Interface segregation principal (ISP)
This principal is basically simplifying principal, this principal states that no client should be forced to depend on methods it does not use. Which results in splitting large interfaces into smaller ones. Those small interfaces are more focused on specific functionality in the client. So client will need to know those methods, in which clients are interested in.
In .NET you may have noticed that many classes have implemented multiple interfaces, and this is an example of segregation principal. Many small functionalities can be combine into one, but a lot of other classes may not use all of them. That is why we split large one interface into many small interfaces.
Splitting large interfaces into smaller, makes the code easy to refactor, change and redeploy.
So In our classic user example, we have subtypes AdminUser, GuestUser, MemberUser inherit from User base type. So According to this principal, Method those are specific for AdminUser should not be included in User Class or interface. Because member classes for Guest and Member do not need them.
So we split User interface into three small interfaces, like IUser, IAdminUser and IMemberUser.
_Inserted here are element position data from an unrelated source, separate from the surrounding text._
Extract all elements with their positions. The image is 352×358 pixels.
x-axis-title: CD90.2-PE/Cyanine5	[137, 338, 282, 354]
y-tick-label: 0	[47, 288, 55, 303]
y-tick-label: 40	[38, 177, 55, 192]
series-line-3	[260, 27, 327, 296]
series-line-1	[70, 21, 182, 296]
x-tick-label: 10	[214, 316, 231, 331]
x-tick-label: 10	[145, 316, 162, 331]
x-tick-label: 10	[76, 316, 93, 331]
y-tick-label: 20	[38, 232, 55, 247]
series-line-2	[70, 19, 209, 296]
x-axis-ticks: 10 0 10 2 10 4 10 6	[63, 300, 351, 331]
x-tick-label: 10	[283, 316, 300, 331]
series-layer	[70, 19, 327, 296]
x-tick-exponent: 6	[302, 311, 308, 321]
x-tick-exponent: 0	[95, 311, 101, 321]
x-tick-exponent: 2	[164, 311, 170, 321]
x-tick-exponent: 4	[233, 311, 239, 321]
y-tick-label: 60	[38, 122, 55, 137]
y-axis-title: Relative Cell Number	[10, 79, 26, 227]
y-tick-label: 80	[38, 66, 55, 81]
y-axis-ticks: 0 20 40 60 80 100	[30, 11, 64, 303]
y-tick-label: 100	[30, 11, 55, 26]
So in IUser interface we will have basic methods those are related to User, and in IAdminUser and ImemberUser we will going to have methods those are specific to Admin and Member Interfaces. And then in our User Class we will implement all three interfaces.
Dependency inversion principle
This principle is simply about Inversion of Control, it states that, High level modules those are parent classes, should not depend on low level classes. In other words High level modules does not know about low level modules and low level module does not know about high level modules. But what they do know about is “Abstraction”, So through abstraction they are communicating with each other.
So if we take our example analogy, our User class want to log some exceptions not directly but by using a logger class. User class will simply create the instance of logger class and logger class starts logging exceptions. But here is a tricky part, Logger class can log exception on multiple media, like file system, database or windows event handler. So what Dependency Inversion principal is saying that User class does not know anything about Media. Where the exception is being logged. Whether on File system, or database system or Event Handler. What user class will know that it needs to call some method of Logger class for handling exception, writing exception data, and that’s it. Everything about media where to log exception data is totally out of scope of User class according of our Single responsibility principle.
So these are our SOLID principles, if you think right from the beginning of creating an application it will really help to avoid really nasty errors to be occurred. It also help your application to grow particularly when you are thinking about adding features. When you are adding more feature try to think not to violate these SOLID principles, because it’s very easy to violate them, it looks shorter path but in the long run when you will add more and more feature and classes become inter related many nasty bugs can come across.